The language of the book as a whole I would describe as "excessive". Using words like "exemplification" and "instantiating" instead of "for example", "assemblage" instead of "collection" and "histiographic" rather than "historical" do not make for easy reading. One might be forgiven for thinking that one of the author's objectives was to ensure that his book was not to be seen as easy reading, since it was written by such a learned man, in which case I wish he would not pretend that it "offers a sophisticated new understanding of the production of scientific knowledge and the nature of scientific, mathematical, and engineering practice".

Engineering practice is surely about using the materials we find on our earth to our advantage. So when he discovers that, "The world, I want to say, is continually doing things, things that bear upon us not as observation statements upon disembodied intellects but as forces upon material beings", why does he spend the rest of the book virtually ignoring what he has just said?

Some of his discourse reminds me of an art critic looking at the latest monstrosity in an art gallery - a plain sheet of black paper - and telling us what was in the mind of the artist when he created it.
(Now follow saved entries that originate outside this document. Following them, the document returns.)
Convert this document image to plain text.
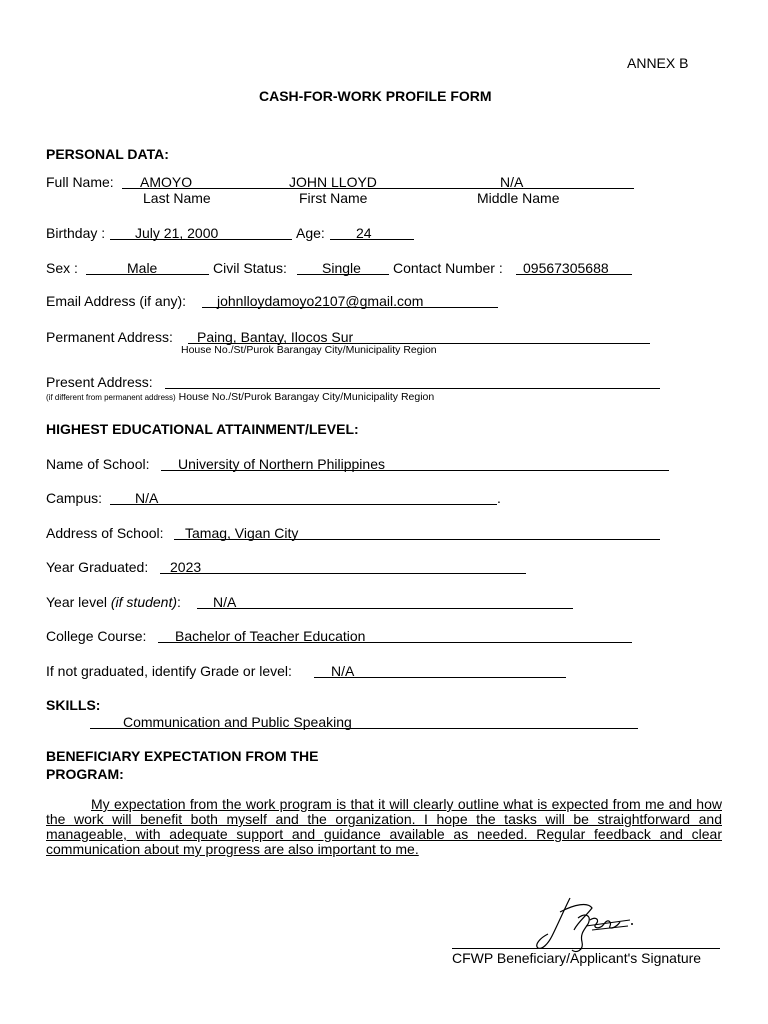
ANNEX B
CASH-FOR-WORK PROFILE FORM
PERSONAL DATA:
Full Name: AMOYO	JOHN LLOYD	N/A
Last Name	First Name	Middle Name
Birthday : July 21, 2000	Age: 24
Sex :	Male	Civil Status:	Single Contact Number : 09567305688
Email Address (if any): johnlloydamoyo2107@gmail.com
Permanent Address: Paing, Bantay, Ilocos Sur
House No./St/Purok Barangay City/Municipality Region
Present Address:
(if different from permanent address) House No./St/Purok Barangay City/Municipality Region
HIGHEST EDUCATIONAL ATTAINMENT/LEVEL:
Name of School: University of Northern Philippines
Campus: N/A	.
Address of School: Tamag, Vigan City
Year Graduated: 2023
Year level (if student): N/A
College Course: Bachelor of Teacher Education
If not graduated, identify Grade or level:	N/A
SKILLS:
Communication and Public Speaking
BENEFICIARY EXPECTATION FROM THE
PROGRAM:
My expectation from the work program is that it will clearly outline what is expected from me and how the work will benefit both myself and the organization. I hope the tasks will be straightforward and manageable, with adequate support and guidance available as needed. Regular feedback and clear communication about my progress are also important to me.
CFWP Beneficiary/Applicant's Signature
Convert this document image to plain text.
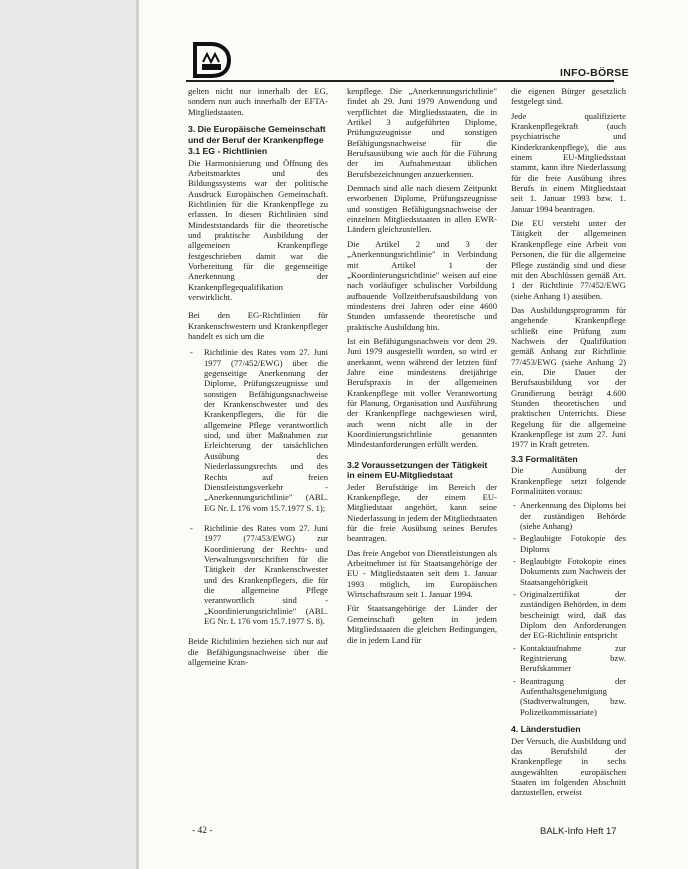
INFO-BÖRSE

gelten nicht nur innerhalb der EG, sondern nun auch innerhalb der EFTA-Mitgliedstaaten.

3. Die Europäische Gemeinschaft und der Beruf der Krankenpflege
3.1 EG - Richtlinien

Die Harmonisierung und Öffnung des Arbeitsmarktes und des Bildungssystems war der politische Ausdruck Europäischen Gemeinschaft. Richtlinien für die Krankenpflege zu erlassen. In diesen Richtlinien sind Mindeststandards für die theoretische und praktische Ausbildung der allgemeinen Krankenpflege festgeschrieben damit war die Vorbereitung für die gegenseitige Anerkennung der Krankenpflegequalifikation verwirklicht.

Bei den EG-Richtlinien für Krankenschwestern und Krankenpfleger handelt es sich um die

- Richtlinie des Rates vom 27. Juni 1977 (77/452/EWG) über die gegenseitige Anerkennung der Diplome, Prüfungszeugnisse und sonstigen Befähigungsnachweise der Krankenschwester und des Krankenpflegers, die für die allgemeine Pflege verantwortlich sind, und über Maßnahmen zur Erleichterung der tatsächlichen Ausübung des Niederlassungsrechts und des Rechts auf freien Dienstleistungsverkehr - „Anerkennungsrichtlinie" (ABL. EG Nr. L 176 vom 15.7.1977 S. 1);
- Richtlinie des Rates vom 27. Juni 1977 (77/453/EWG) zur Koordinierung der Rechts- und Verwaltungsvorschriften für die Tätigkeit der Krankenschwester und des Krankenpflegers, die für die allgemeine Pflege verantwortlich sind - „Koordinierungsrichtlinie" (ABL. EG Nr. L 176 vom 15.7.1977 S. 8).

Beide Richtlinien beziehen sich nur auf die Befähigungsnachweise über die allgemeine Kran-

kenpflege. Die „Anerkennungsrichtlinie" findet ab 29. Juni 1979 Anwendung und verpflichtet die Mitgliedsstaaten, die in Artikel 3 aufgeführten Diplome, Prüfungszeugnisse und sonstigen Befähigungsnachweise für die Berufsausübung wie auch für die Führung der im Aufnahmestaat üblichen Berufsbezeichnungen anzuerkennen.

Demnach sind alle nach diesem Zeitpunkt erworbenen Diplome, Prüfungszeugnisse und sonstigen Befähigungsnachweise der einzelnen Mitgliedsstaaten in allen EWR-Ländern gleichzustellen.

Die Artikel 2 und 3 der „Anerkennungsrichtlinie" in Verbindung mit Artikel 1 der „Koordinierungsrichtlinie" weisen auf eine nach vorläufiger schulischer Vorbildung aufbauende Vollzeitberufsausbildung von mindestens drei Jahren oder eine 4600 Stunden umfassende theoretische und praktische Ausbildung hin.

Ist ein Befähigungsnachweis vor dem 29. Juni 1979 ausgestellt worden, so wird er anerkannt, wenn während der letzten fünf Jahre eine mindestens dreijährige Berufspraxis in der allgemeinen Krankenpflege mit voller Verantwortung für Planung, Organisation und Ausführung der Krankenpflege nachgewiesen wird, auch wenn nicht alle in der Koordinierungsrichtlinie genannten Mindestanforderungen erfüllt werden.

3.2 Voraussetzungen der Tätigkeit in einem EU-Mitgliedstaat

Jeder Berufstätige im Bereich der Krankenpflege, der einem EU-Mitgliedstaat angehört, kann seine Niederlassung in jedem der Mitgliedstaaten für die freie Ausübung seines Berufes beantragen.

Das freie Angebot von Dienstleistungen als Arbeitnehmer ist für Staatsangehörige der EU - Mitgliedstaaten seit dem 1. Januar 1993 möglich, im Europäischen Wirtschaftsraum seit 1. Januar 1994.

Für Staatsangehörige der Länder der Gemeinschaft gelten in jedem Mitgliedstaaten die gleichen Bedingungen, die in jedem Land für

die eigenen Bürger gesetzlich festgelegt sind.

Jede qualifizierte Krankenpflegekraft (auch psychiatrische und Kinderkrankenpflege), die aus einem EU-Mitgliedsstaat stammt, kann ihre Niederlassung für die freie Ausübung ihres Berufs in einem Mitgliedstaat seit 1. Januar 1993 bzw. 1. Januar 1994 beantragen.

Die EU versteht unter der Tätigkeit der allgemeinen Krankenpflege eine Arbeit von Personen, die für die allgemeine Pflege zuständig sind und diese mit den Abschlüssen gemäß Art. 1 der Richtlinie 77/452/EWG (siehe Anhang 1) ausüben.

Das Ausbildungsprogramm für angehende Krankenpflege schließt eine Prüfung zum Nachweis der Qualifikation gemäß Anhang zur Richtlinie 77/453/EWG (siehe Anhang 2) ein. Die Dauer der Berufsausbildung vor der Grundierung beträgt 4.600 Stunden theoretischen und praktischen Unterrichts. Diese Regelung für die allgemeine Krankenpflege ist zum 27. Juni 1977 in Kraft getreten.

3.3 Formalitäten

Die Ausübung der Krankenpflege setzt folgende Formalitäten voraus:

- Anerkennung des Diploms bei der zuständigen Behörde (siehe Anhang)
- Beglaubigte Fotokopie des Diploms
- Beglaubigte Fotokopie eines Dokuments zum Nachweis der Staatsangehörigkeit
- Originalzertifikat der zuständigen Behörden, in dem bescheinigt wird, daß das Diplom den Anforderungen der EG-Richtlinie entspricht
- Kontaktaufnahme zur Registrierung bzw. Berufskammer
- Beantragung der Aufenthaltsgenehmigung (Stadtverwaltungen, bzw. Polizeikommissariate)
4. Länderstudien

Der Versuch, die Ausbildung und das Berufsbild der Krankenpflege in sechs ausgewählten europäischen Staaten im folgenden Abschnitt darzustellen, erweist

- 42 -	BALK-Info Heft 17
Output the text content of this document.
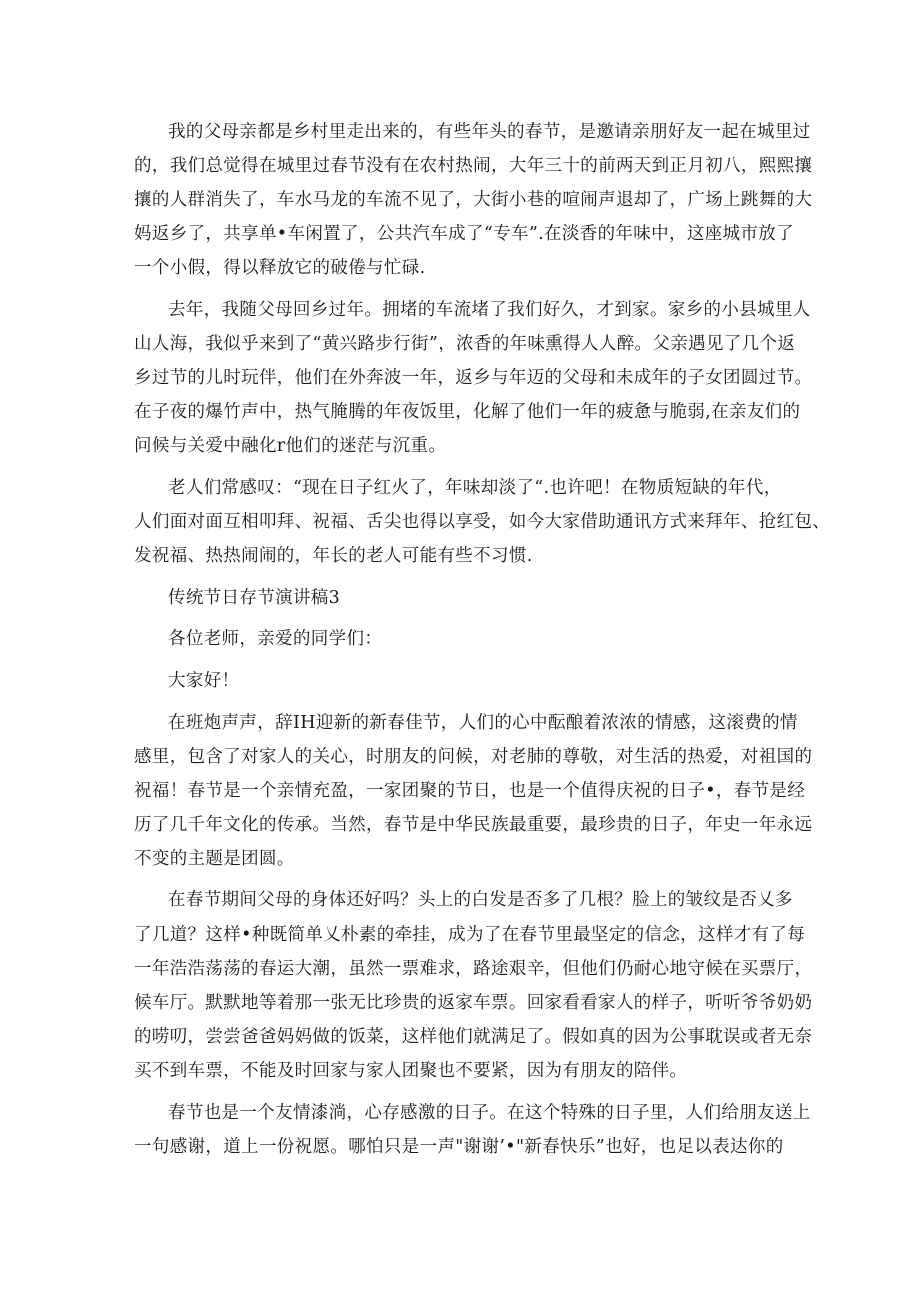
我的父母亲都是乡村里走出来的，有些年头的春节，是邀请亲朋好友一起在城里过
的，我们总觉得在城里过春节没有在农村热闹，大年三十的前两天到正月初八，熙熙攘
攘的人群消失了，车水马龙的车流不见了，大街小巷的喧闹声退却了，广场上跳舞的大
妈返乡了，共享单•车闲置了，公共汽车成了“专车”.在淡香的年味中，这座城市放了
一个小假，得以释放它的破倦与忙碌.
去年，我随父母回乡过年。拥堵的车流堵了我们好久，才到家。家乡的小县城里人
山人海，我似乎来到了“黄兴路步行街”，浓香的年味熏得人人醉。父亲遇见了几个返
乡过节的儿时玩伴，他们在外奔波一年，返乡与年迈的父母和未成年的子女团圆过节。
在子夜的爆竹声中，热气腌腾的年夜饭里，化解了他们一年的疲惫与脆弱,在亲友们的
问候与关爱中融化r他们的迷茫与沉重。
老人们常感叹：“现在日子红火了，年味却淡了“.也许吧！在物质短缺的年代，
人们面对面互相叩拜、祝福、舌尖也得以享受，如今大家借助通讯方式来拜年、抢红包、
发祝福、热热闹闹的，年长的老人可能有些不习惯.
传统节日存节演讲稿3
各位老师，亲爱的同学们：
大家好！
在班炮声声，辞IH迎新的新春佳节，人们的心中酝酿着浓浓的情感，这滚费的情
感里，包含了对家人的关心，时朋友的问候，对老肺的尊敬，对生活的热爱，对祖国的
祝福！春节是一个亲情充盈，一家团聚的节日，也是一个值得庆祝的日子•，春节是经
历了几千年文化的传承。当然，春节是中华民族最重要，最珍贵的日子，年史一年永远
不变的主题是团圆。
在春节期间父母的身体还好吗？头上的白发是否多了几根？脸上的皱纹是否乂多
了几道？这样•种既简单乂朴素的牵挂，成为了在春节里最坚定的信念，这样才有了每
一年浩浩荡荡的春运大潮，虽然一票难求，路途艰辛，但他们仍耐心地守候在买票厅，
候车厅。默默地等着那一张无比珍贵的返家车票。回家看看家人的样子，听听爷爷奶奶
的唠叨，尝尝爸爸妈妈做的饭菜，这样他们就满足了。假如真的因为公事耽误或者无奈
买不到车票，不能及时回家与家人团聚也不要紧，因为有朋友的陪伴。
春节也是一个友情漆淌，心存感激的日子。在这个特殊的日子里，人们给朋友送上
一句感谢，道上一份祝愿。哪怕只是一声"谢谢’•"新春快乐”也好，也足以表达你的
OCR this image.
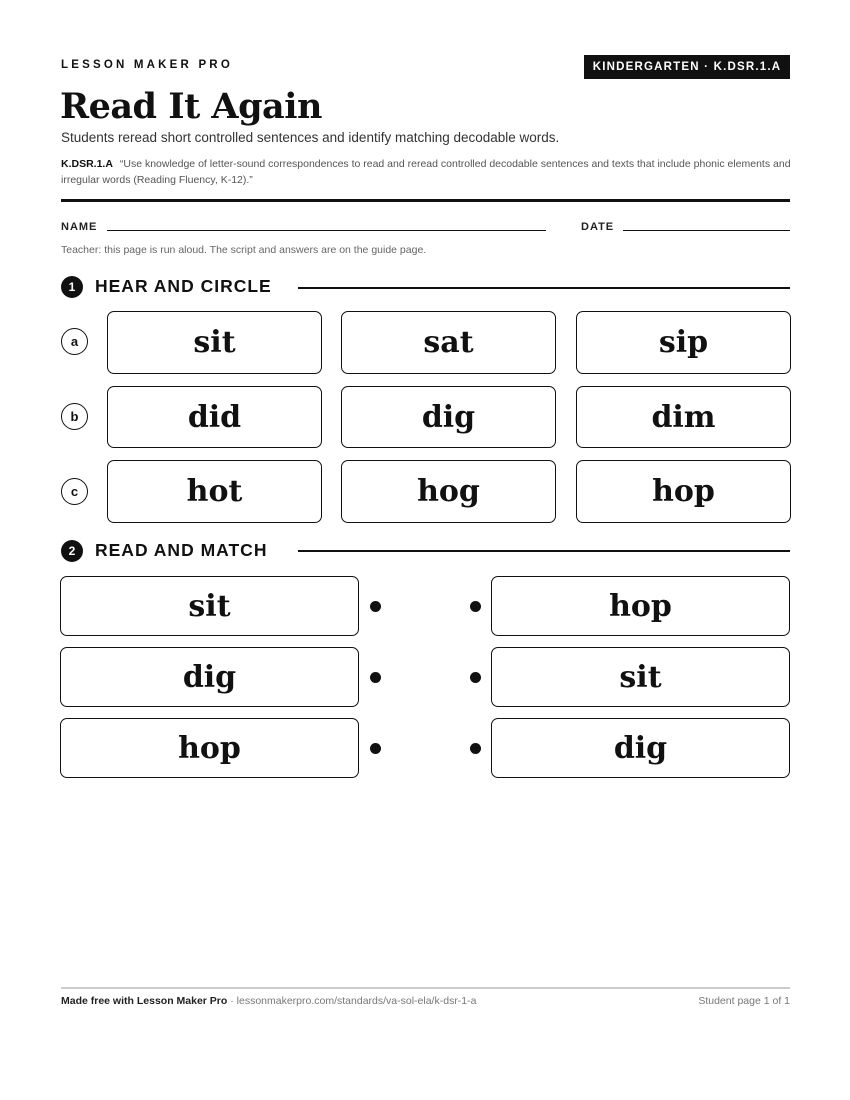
LESSON MAKER PRO	KINDERGARTEN · K.DSR.1.A
Read It Again
Students reread short controlled sentences and identify matching decodable words.
K.DSR.1.A “Use knowledge of letter-sound correspondences to read and reread controlled decodable sentences and texts that include phonic elements and irregular words (Reading Fluency, K-12).”
NAME	DATE
Teacher: this page is run aloud. The script and answers are on the guide page.
1	HEAR AND CIRCLE
a	sit	sat	sip
b	did	dig	dim
c	hot	hog	hop
2	READ AND MATCH
sit	hop
dig	sit
hop	dig
Made free with Lesson Maker Pro · lessonmakerpro.com/standards/va-sol-ela/k-dsr-1-a	Student page 1 of 1
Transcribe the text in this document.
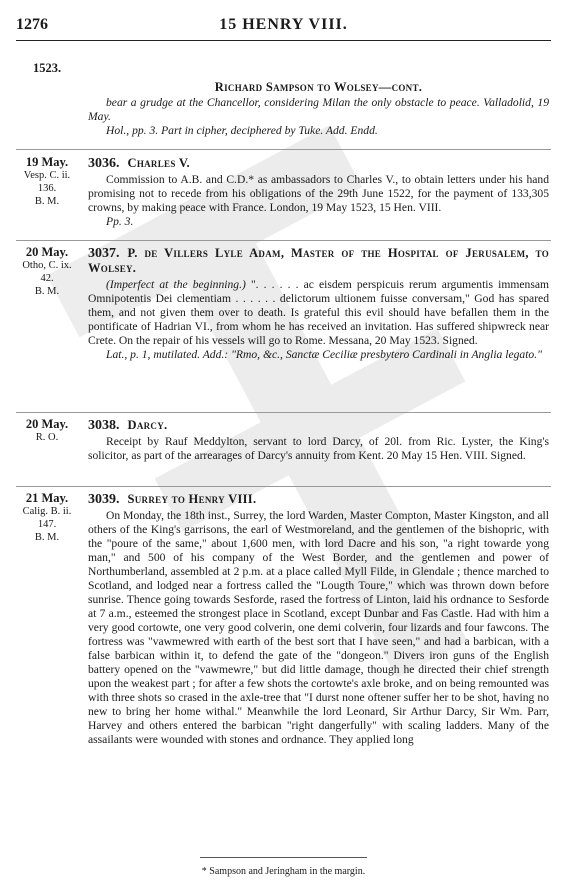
1276	15 HENRY VIII.
1523.
Richard Sampson to Wolsey—cont.
bear a grudge at the Chancellor, considering Milan the only obstacle to peace. Valladolid, 19 May.
Hol., pp. 3. Part in cipher, deciphered by Tuke. Add. Endd.
19 May.
Vesp. C. ii.
136.
B. M.
3036. Charles V.
Commission to A.B. and C.D.* as ambassadors to Charles V., to obtain letters under his hand promising not to recede from his obligations of the 29th June 1522, for the payment of 133,305 crowns, by making peace with France. London, 19 May 1523, 15 Hen. VIII.
Pp. 3.
20 May.
Otho, C. ix.
42.
B. M.
3037. P. de Villers Lyle Adam, Master of the Hospital of Jerusalem, to Wolsey.
(Imperfect at the beginning.) ". . . . . . ac eisdem perspicuis rerum argumentis immensam Omnipotentis Dei clementiam . . . . . . delictorum ultionem fuisse conversam," God has spared them, and not given them over to death. Is grateful this evil should have befallen them in the pontificate of Hadrian VI., from whom he has received an invitation. Has suffered shipwreck near Crete. On the repair of his vessels will go to Rome. Messana, 20 May 1523. Signed.
Lat., p. 1, mutilated. Add.: "Rmo, &c., Sanctæ Ceciliæ presbytero Cardinali in Anglia legato."
20 May.
R. O.
3038. Darcy.
Receipt by Rauf Meddylton, servant to lord Darcy, of 20l. from Ric. Lyster, the King's solicitor, as part of the arrearages of Darcy's annuity from Kent. 20 May 15 Hen. VIII. Signed.
21 May.
Calig. B. ii.
147.
B. M.
3039. Surrey to Henry VIII.
On Monday, the 18th inst., Surrey, the lord Warden, Master Compton, Master Kingston, and all others of the King's garrisons, the earl of Westmoreland, and the gentlemen of the bishopric, with the "poure of the same," about 1,600 men, with lord Dacre and his son, "a right towarde yong man," and 500 of his company of the West Border, and the gentlemen and power of Northumberland, assembled at 2 p.m. at a place called Myll Filde, in Glendale ; thence marched to Scotland, and lodged near a fortress called the "Lougth Toure," which was thrown down before sunrise. Thence going towards Sesforde, rased the fortress of Linton, laid his ordnance to Sesforde at 7 a.m., esteemed the strongest place in Scotland, except Dunbar and Fas Castle. Had with him a very good cortowte, one very good colverin, one demi colverin, four lizards and four fawcons. The fortress was "vawmewred with earth of the best sort that I have seen," and had a barbican, with a false barbican within it, to defend the gate of the "dongeon." Divers iron guns of the English battery opened on the "vawmewre," but did little damage, though he directed their chief strength upon the weakest part ; for after a few shots the cortowte's axle broke, and on being remounted was with three shots so crased in the axle-tree that "I durst none oftener suffer her to be shot, having no new to bring her home withal." Meanwhile the lord Leonard, Sir Arthur Darcy, Sir Wm. Parr, Harvey and others entered the barbican "right dangerfully" with scaling ladders. Many of the assailants were wounded with stones and ordnance. They applied long
* Sampson and Jeringham in the margin.
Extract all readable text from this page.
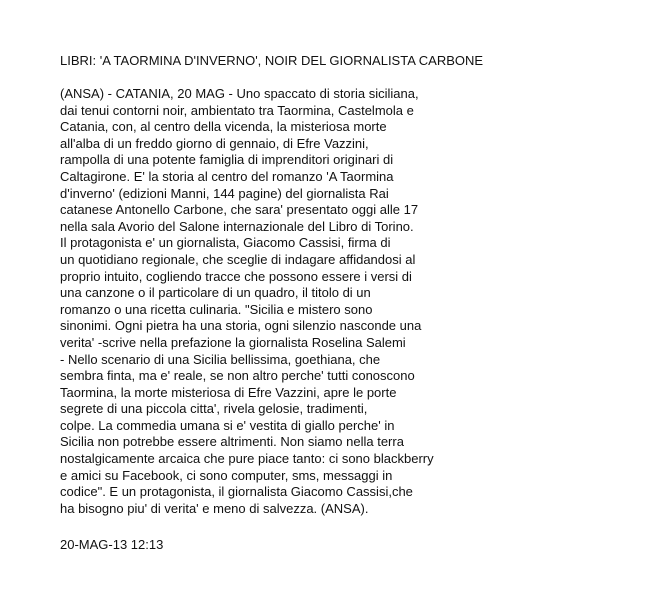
LIBRI: 'A TAORMINA D'INVERNO', NOIR DEL GIORNALISTA CARBONE
(ANSA) - CATANIA, 20 MAG - Uno spaccato di storia siciliana,
dai tenui contorni noir, ambientato tra Taormina, Castelmola e
Catania, con, al centro della vicenda, la misteriosa morte
all'alba di un freddo giorno di gennaio, di Efre Vazzini,
rampolla di una potente famiglia di imprenditori originari di
Caltagirone. E' la storia al centro del romanzo 'A Taormina
d'inverno' (edizioni Manni, 144 pagine) del giornalista Rai
catanese Antonello Carbone, che sara' presentato oggi alle 17
nella sala Avorio del Salone internazionale del Libro di Torino.
Il protagonista e' un giornalista, Giacomo Cassisi, firma di
un quotidiano regionale, che sceglie di indagare affidandosi al
proprio intuito, cogliendo tracce che possono essere i versi di
una canzone o il particolare di un quadro, il titolo di un
romanzo o una ricetta culinaria. "Sicilia e mistero sono
sinonimi. Ogni pietra ha una storia, ogni silenzio nasconde una
verita' -scrive nella prefazione la giornalista Roselina Salemi
- Nello scenario di una Sicilia bellissima, goethiana, che
sembra finta, ma e' reale, se non altro perche' tutti conoscono
Taormina, la morte misteriosa di Efre Vazzini, apre le porte
segrete di una piccola citta', rivela gelosie, tradimenti,
colpe. La commedia umana si e' vestita di giallo perche' in
Sicilia non potrebbe essere altrimenti. Non siamo nella terra
nostalgicamente arcaica che pure piace tanto: ci sono blackberry
e amici su Facebook, ci sono computer, sms, messaggi in
codice". E un protagonista, il giornalista Giacomo Cassisi,che
ha bisogno piu' di verita' e meno di salvezza. (ANSA).
20-MAG-13 12:13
He remarks: "Even in an English summer one would die quickly of exposure to the elements in the absence of clothing, buildings, heating and whatever". The ancient Britons managed pretty well. He continues: "Much of everyday life, I would say, has this character of coping with material ageing, ageing that comes at us from outside the human realm and that cannot be reduced to anything within that realm".

It is as if he had just discovered what life is really like after being kept in a sheltered and secure environment for 30 years - which is perhaps what an engineer would expect from a theoretical physicist.

The index is not well done. With a view to finding some topic that I could hold on to so as not to sink into the belief that I was totally ignorant about science and engineering, I looked up "electric motor". It said "p42", yet page 42 has no reference to electric motors, nor does 41, 43, 32 or 52. It is not a misprint. Perhaps I was unlucky.

Of the 140 proper names in the index, less than 10 per cent were known to me. This book may be welcomed by other sociologists, perhaps even revered. It will not be a bestseller among engineers.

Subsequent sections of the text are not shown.